Грохот и красный огонь. В водопадах белого света рушится сляб на рольганги. Подхваченный вихрем движения, с лязгом и свистом, сбрасывая рыжие гривы, несется огнедышащим, прошибающим цех тараном. И в глазницах пожар и слезы.
Ковригин радостно озирался. Ловил свистки пролетавших кранов, мегафонные вопли диспетчеров. Ему было здесь хорошо, среди знакомой, любимой им техники.
Помнил, как строился тут комбинат, видел его жизнь и судьбу. Его громадный, погруженный в степь корень. Его рост и слияние с рудниками и шахтами. Скопление городов и поселков в небывалый, сплошной узел жизни, покрывающей степь до южных далеких гор, до хлюпающих северных тундр.
Он все это видел и знал. Все было в системе его предсказаний. Он царил и господствовал, обнимая все своей сильной, радостной мыслью.
Вдруг почувствовал слабый, небольшой толчок в сердце. Оно дернулось, сменив свой ритм и движение, будто кувыркнулось в груди, и билось теперь в новом положении, пытаясь вернуться на место.
Он испугался, мгновенно отключаясь от звуков и зрелища цеха, прислушиваясь к сердцу, видя его внутренним оком, — пульсирующее, отечное, алое, утомленное перелетом, потоком крови и мыслей, готовое сорваться в припадок.

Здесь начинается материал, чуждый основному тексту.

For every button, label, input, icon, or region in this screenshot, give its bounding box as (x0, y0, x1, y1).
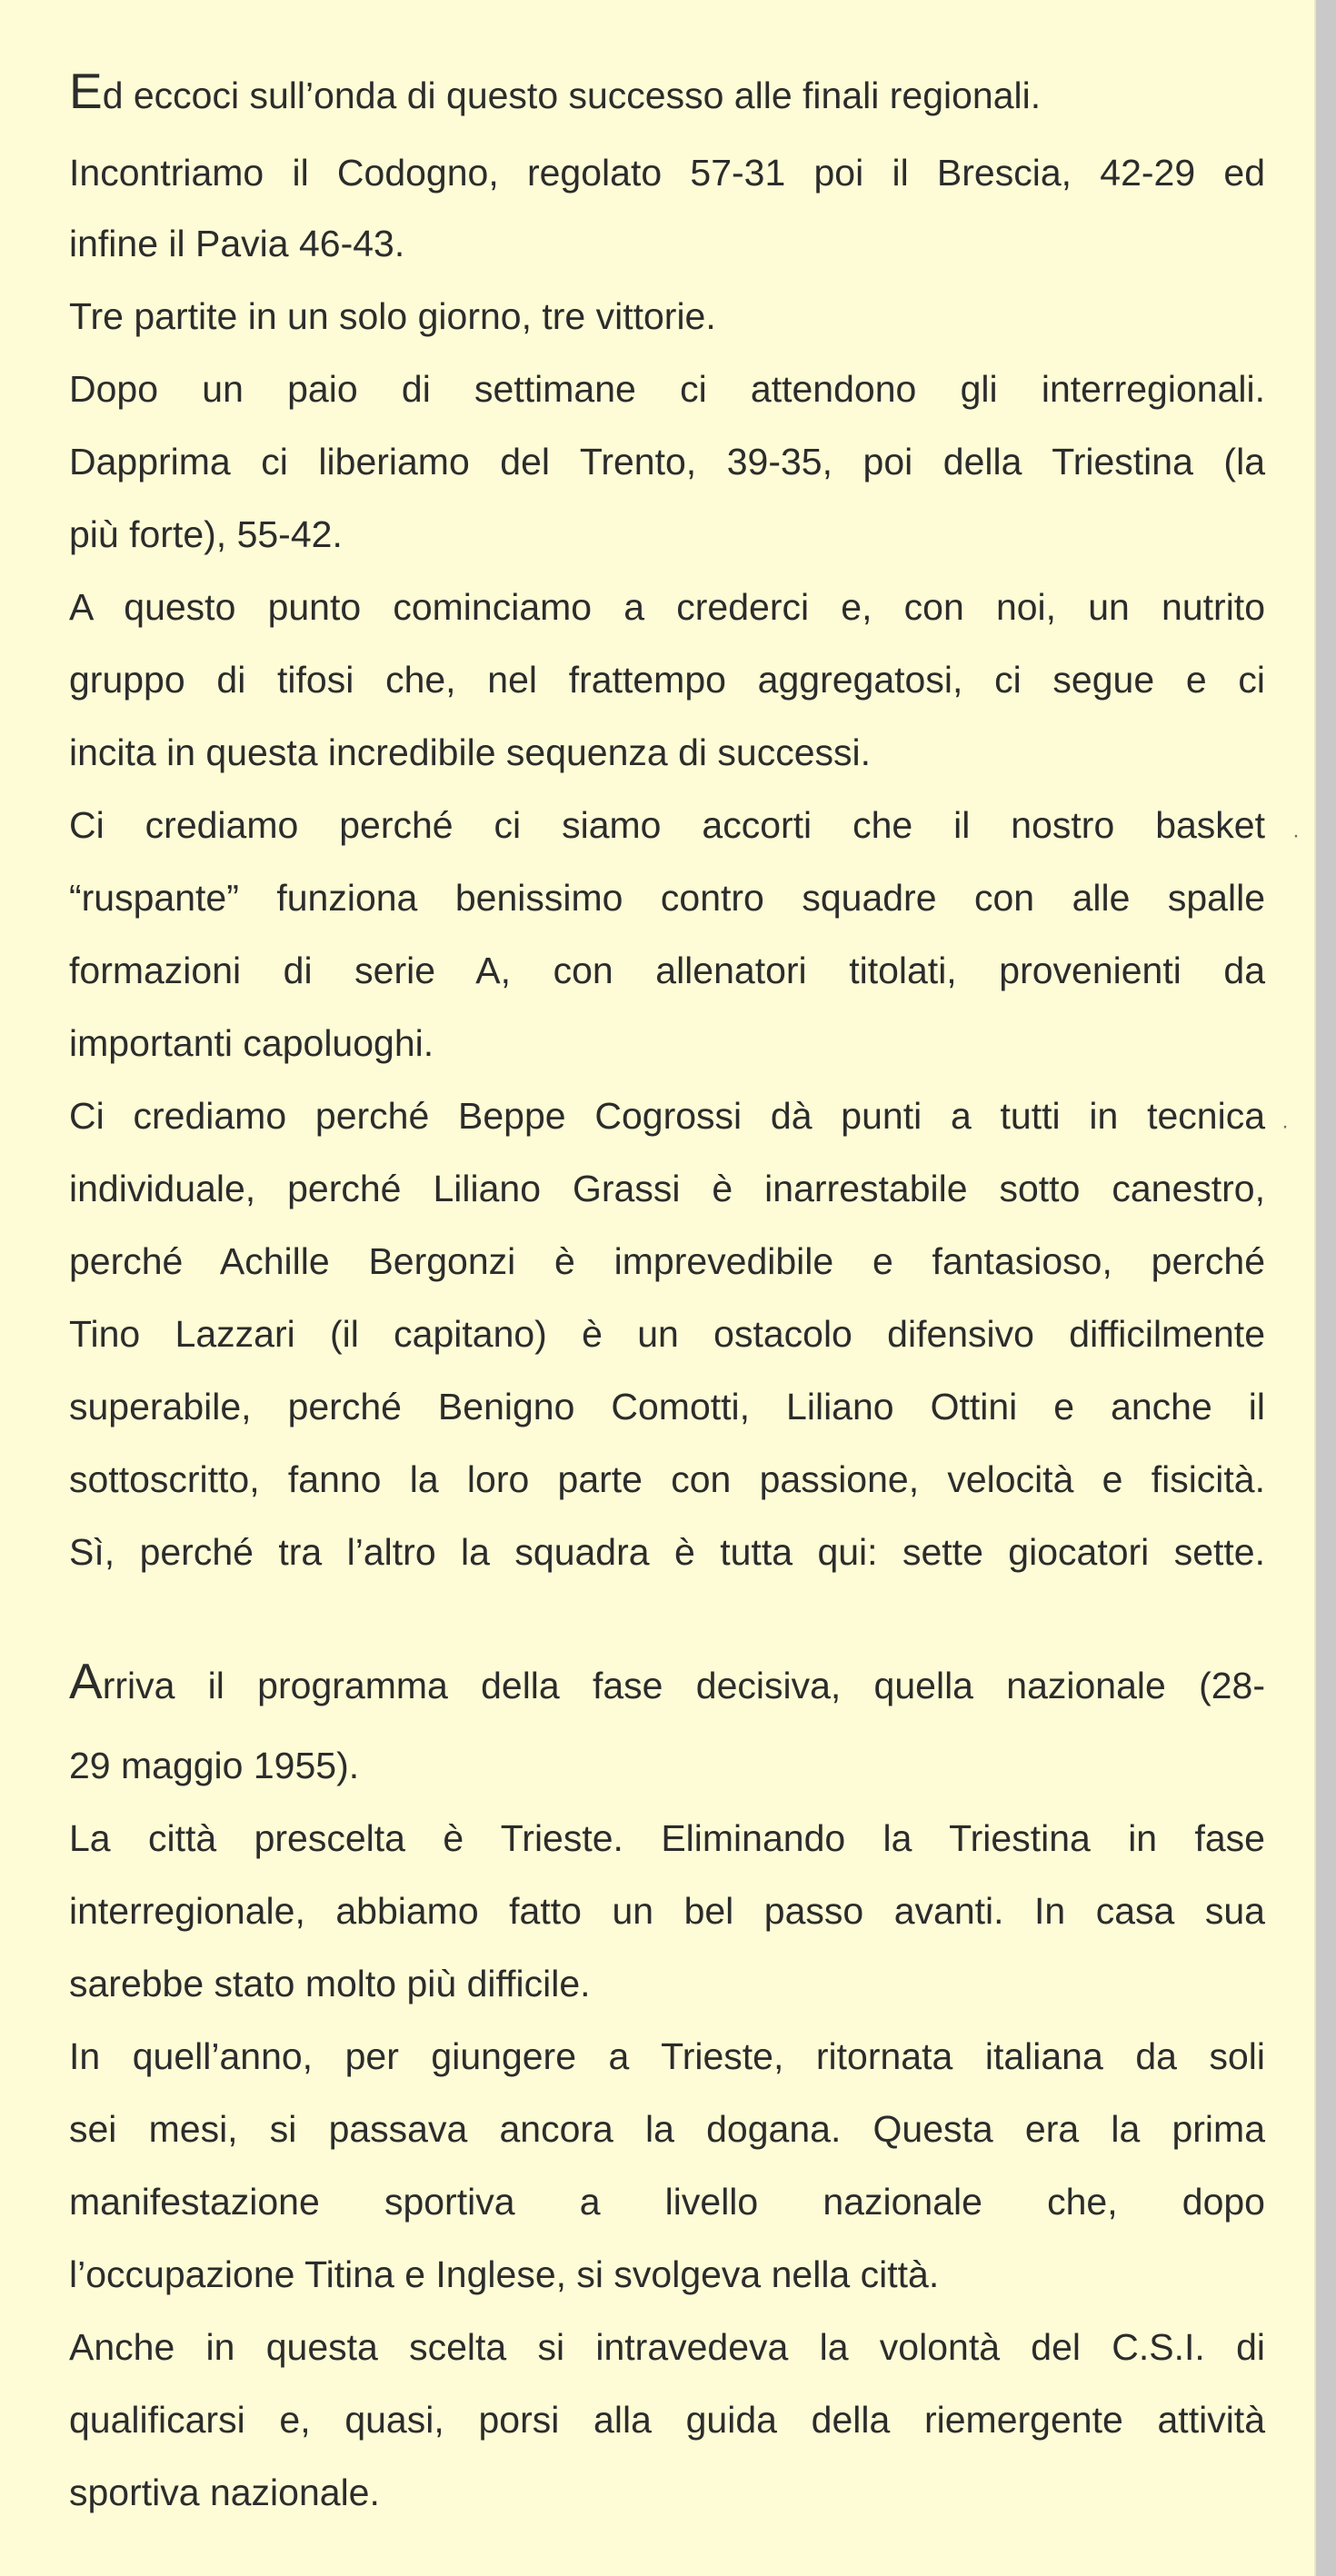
paragraph-6-line-1: Ci crediamo perché ci siamo accorti che il nostro basket (69, 804, 1265, 846)
paragraph-2-line-2: infine il Pavia 46-43. (69, 223, 405, 264)
paragraph-5-line-3: incita in questa incredibile sequenza di successi. (69, 731, 872, 773)
paragraph-10-line-2: interregionale, abbiamo fatto un bel passo avanti. In casa sua (69, 1890, 1265, 1932)
paragraph-12-line-1: Anche in questa scelta si intravedeva la volontà del C.S.I. di (69, 2326, 1265, 2368)
paragraph-7-line-4: Tino Lazzari (il capitano) è un ostacolo difensivo difficilmente (69, 1313, 1265, 1355)
paragraph-5-line-2: gruppo di tifosi che, nel frattempo aggregatosi, ci segue e ci (69, 659, 1265, 701)
line-text: d eccoci sull’onda di questo successo alle finali regionali. (102, 75, 1042, 116)
paragraph-2-line-1: Incontriamo il Codogno, regolato 57-31 poi il Brescia, 42-29 ed (69, 152, 1265, 194)
drop-capital: A (69, 1653, 103, 1709)
paragraph-9-line-1 (69, 1653, 1265, 1711)
paragraph-9-line-2: 29 maggio 1955). (69, 1745, 360, 1786)
line-text: rriva il programma della fase decisiva, quella nazionale (28- (102, 1665, 1265, 1706)
paragraph-12-line-2: qualificarsi e, quasi, porsi alla guida della riemergente attività (69, 2399, 1265, 2441)
paragraph-11-line-1: In quell’anno, per giungere a Trieste, ritornata italiana da soli (69, 2035, 1265, 2077)
paragraph-7-line-1: Ci crediamo perché Beppe Cogrossi dà punti a tutti in tecnica (69, 1095, 1265, 1137)
scan-speck: · (1292, 823, 1300, 848)
drop-capital: E (69, 63, 103, 119)
paragraph-6-line-2: “ruspante” funziona benissimo contro squadre con alle spalle (69, 877, 1265, 919)
paragraph-7-line-3: perché Achille Bergonzi è imprevedibile e fantasioso, perché (69, 1240, 1265, 1282)
paragraph-8-line-1: Sì, perché tra l’altro la squadra è tutta qui: sette giocatori sette. (69, 1531, 1265, 1573)
scan-speck: · (1281, 1114, 1289, 1139)
paragraph-10-line-3: sarebbe stato molto più difficile. (69, 1963, 591, 2004)
paragraph-4-line-2: Dapprima ci liberiamo del Trento, 39-35, poi della Triestina (la (69, 441, 1265, 482)
paragraph-11-line-4: l’occupazione Titina e Inglese, si svolgeva nella città. (69, 2253, 940, 2295)
paragraph-3-line-1: Tre partite in un solo giorno, tre vittorie. (69, 295, 716, 337)
paragraph-7-line-5: superabile, perché Benigno Comotti, Liliano Ottini e anche il (69, 1386, 1265, 1427)
paragraph-11-line-2: sei mesi, si passava ancora la dogana. Questa era la prima (69, 2108, 1265, 2150)
paragraph-10-line-1: La città prescelta è Trieste. Eliminando la Triestina in fase (69, 1817, 1265, 1859)
paragraph-7-line-6: sottoscritto, fanno la loro parte con passione, velocità e fisicità. (69, 1458, 1265, 1500)
paragraph-5-line-1: A questo punto cominciamo a crederci e, con noi, un nutrito (69, 586, 1265, 628)
paragraph-1-line-1 (69, 65, 1265, 121)
paragraph-7-line-2: individuale, perché Liliano Grassi è inarrestabile sotto canestro, (69, 1168, 1265, 1209)
paragraph-6-line-3: formazioni di serie A, con allenatori titolati, provenienti da (69, 950, 1265, 991)
paragraph-4-line-3: più forte), 55-42. (69, 513, 343, 555)
paragraph-12-line-3: sportiva nazionale. (69, 2472, 380, 2513)
paragraph-11-line-3: manifestazione sportiva a livello nazionale che, dopo (69, 2181, 1265, 2223)
paragraph-4-line-1: Dopo un paio di settimane ci attendono gli interregionali. (69, 368, 1265, 410)
paragraph-6-line-4: importanti capoluoghi. (69, 1022, 434, 1064)
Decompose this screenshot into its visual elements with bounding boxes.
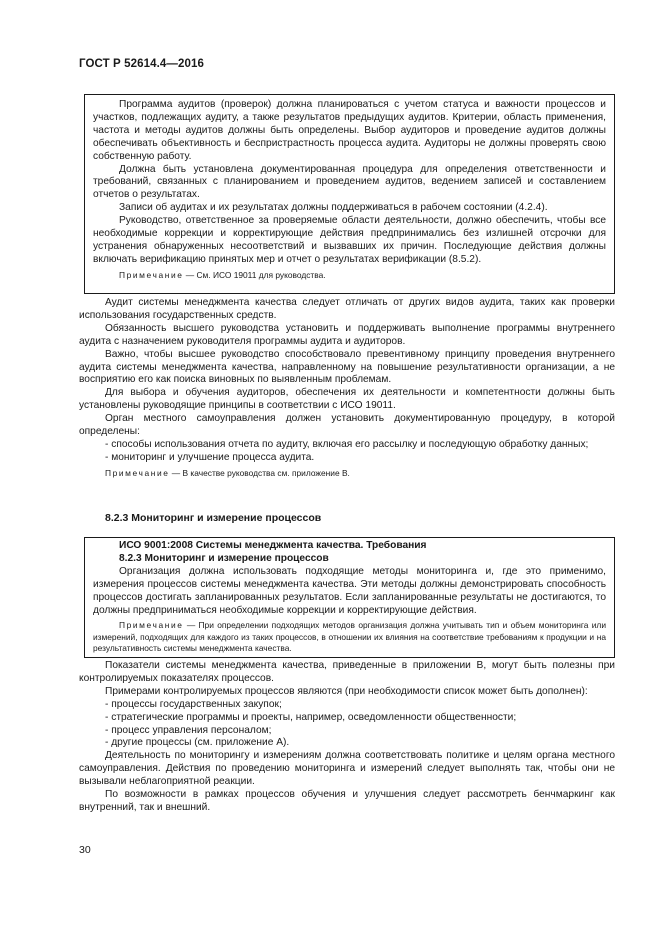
body-note: [79, 468, 615, 479]
list-item: - стратегические программы и проекты, например, осведомленности общественности;: [105, 711, 517, 723]
body-paragraph: Для выбора и обучения аудиторов, обеспечения их деятельности и компетентности должны быть установлены руководящие принципы в соответствии с ИСО 19011.: [79, 387, 615, 412]
body-paragraph: Важно, чтобы высшее руководство способствовало превентивному принципу проведения внутреннего аудита системы менеджмента качества, направленному на повышение результативности организации, а не восприятию его как поиска виновных по выявленным проблемам.: [79, 348, 615, 386]
box-note: [93, 620, 606, 654]
body-paragraph: Обязанность высшего руководства установить и поддерживать выполнение программы внутреннего аудита с назначением руководителя программы аудита и аудиторов.: [79, 322, 615, 347]
list-item: - другие процессы (см. приложение А).: [105, 737, 290, 749]
list-item: - процесс управления персоналом;: [105, 724, 272, 736]
note-text: — См. ИСО 19011 для руководства.: [183, 269, 326, 280]
box-paragraph: Программа аудитов (проверок) должна планироваться с учетом статуса и важности процессов и участков, подлежащих аудиту, а также результатов предыдущих аудитов. Критерии, область применения, частота и методы аудитов должны быть определены. Выбор аудиторов и проведение аудитов должны обеспечивать объективность и беспристрастность процесса аудита. Аудиторы не должны проверять свою собственную работу.: [93, 99, 606, 162]
body-text-block: [79, 660, 615, 815]
box-subheading: 8.2.3 Мониторинг и измерение процессов: [119, 552, 329, 564]
note-label: Примечание: [105, 467, 170, 478]
box-paragraph: Записи об аудитах и их результатах должны поддерживаться в рабочем состоянии (4.2.4).: [119, 202, 548, 214]
body-text-block: [79, 297, 615, 479]
box-paragraph: Должна быть установлена документированная процедура для определения ответственности и требований, связанных с планированием и проведением аудитов, ведением записей и составлением отчетов о результатах.: [93, 163, 606, 201]
section-heading: 8.2.3 Мониторинг и измерение процессов: [105, 512, 322, 524]
box-paragraph: Организация должна использовать подходящие методы мониторинга и, где это применимо, измерения процессов системы менеджмента качества. Эти методы должны демонстрировать способность процессов достигать запланированных результатов. Если запланированные результаты не достигаются, то должны предприниматься необходимые коррекции и корректирующие действия.: [93, 565, 606, 616]
body-paragraph: Примерами контролируемых процессов являются (при необходимости список может быть дополнен):: [105, 685, 588, 697]
body-paragraph: По возможности в рамках процессов обучения и улучшения следует рассмотреть бенчмаркинг как внутренний, так и внешний.: [79, 789, 615, 813]
list-item: - мониторинг и улучшение процесса аудита.: [105, 451, 315, 463]
box-heading: ИСО 9001:2008 Системы менеджмента качества. Требования: [119, 540, 427, 551]
iso-requirements-box: [84, 537, 615, 658]
body-paragraph: Аудит системы менеджмента качества следует отличать от других видов аудита, таких как проверки использования государственных средств.: [79, 297, 615, 321]
quoted-requirements-box: [84, 94, 615, 294]
box-note: [93, 270, 606, 281]
document-header: ГОСТ Р 52614.4—2016: [79, 58, 204, 70]
body-paragraph: Деятельность по мониторингу и измерениям должна соответствовать политике и целям органа местного самоуправления. Действия по проведению мониторинга и измерений следует выполнять так, чтобы они не вызывали неблагоприятной реакции.: [79, 750, 615, 788]
note-label: Примечание: [119, 269, 184, 280]
body-paragraph: Орган местного самоуправления должен установить документированную процедуру, в которой определены:: [79, 413, 615, 438]
list-item: - способы использования отчета по аудиту, включая его рассылку и последующую обработку данных;: [105, 438, 589, 450]
note-text: — При определении подходящих методов организация должна учитывать тип и объем мониторинга или измерений, подходящих для каждого из таких процессов, в отношении их влияния на соответствие требованиям к продукции и на результативность системы менеджмента качества.: [93, 620, 606, 653]
page-number: 30: [79, 844, 91, 856]
body-paragraph: Показатели системы менеджмента качества, приведенные в приложении В, могут быть полезны при контролируемых показателях процессов.: [79, 660, 615, 684]
note-text: — В качестве руководства см. приложение В.: [169, 467, 350, 478]
box-paragraph: Руководство, ответственное за проверяемые области деятельности, должно обеспечить, чтобы все необходимые коррекции и корректирующие действия предпринимались без излишней отсрочки для устранения обнаруженных несоответствий и вызвавших их причин. Последующие действия должны включать верификацию принятых мер и отчет о результатах верификации (8.5.2).: [93, 215, 606, 265]
note-label: Примечание: [119, 620, 184, 631]
list-item: - процессы государственных закупок;: [105, 698, 282, 710]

«Пронесет, пронесет, — думал он суеверно, уже не веря, зная все наперед, страшась, жалобно молясь своему трепещущему слабо сердцу: — Ну пронеси, пронеси, умоляю!»
Слябы, расплющенные стальные подушки, подкатывали на платформах к печи. Хобот тупо и вяло толкал их в открытый зев. Свистели горелки, выбрасывая ядовитые, зелено-желтые космы. Ребристая, уходящая под своды труба воздухопровода качала кислород из окрестных весенних степей. Как трахея, тянула воздух, полный теплого ветра, легчайших ароматов полыней, овечьих вздохов, птичьих мельканий. Горелки лизали слябы. Сталь набухала жаром, подходила, как тесто. Печь сотрясалась бетонным, погруженным в недра фундаментом.
«Пронесет, пронесет, — думал Ковригин, чувствуя, как сердце начинает биться двойными ударами, через такт выделяя короткую боль. Он поспешно достал валидол, сунул в рот, прикусив язык, сосал таблетку, стараясь всей своей волей, мольбой, желанием соединять раздвоенные, больные удары, удержать начало болезненных схваток. — Не пущу, не пущу, не позволю!»
В печи отворилась черная челюсть заслонки. Сочный, красный язык, пузырясь слюной, вытолкнул добела раскаленный сляб. Озарил на стене огромный плакат и лозунг. Кус металла боком полетел на рольганги, коснулся их с лязгом. И сила огня и света давлением смяла лицо Ковригину, проникла в череп и в груди, до самого сердца, опалила сквозь одежду живот. Промчалась, оставив его в липкой, банной испарине.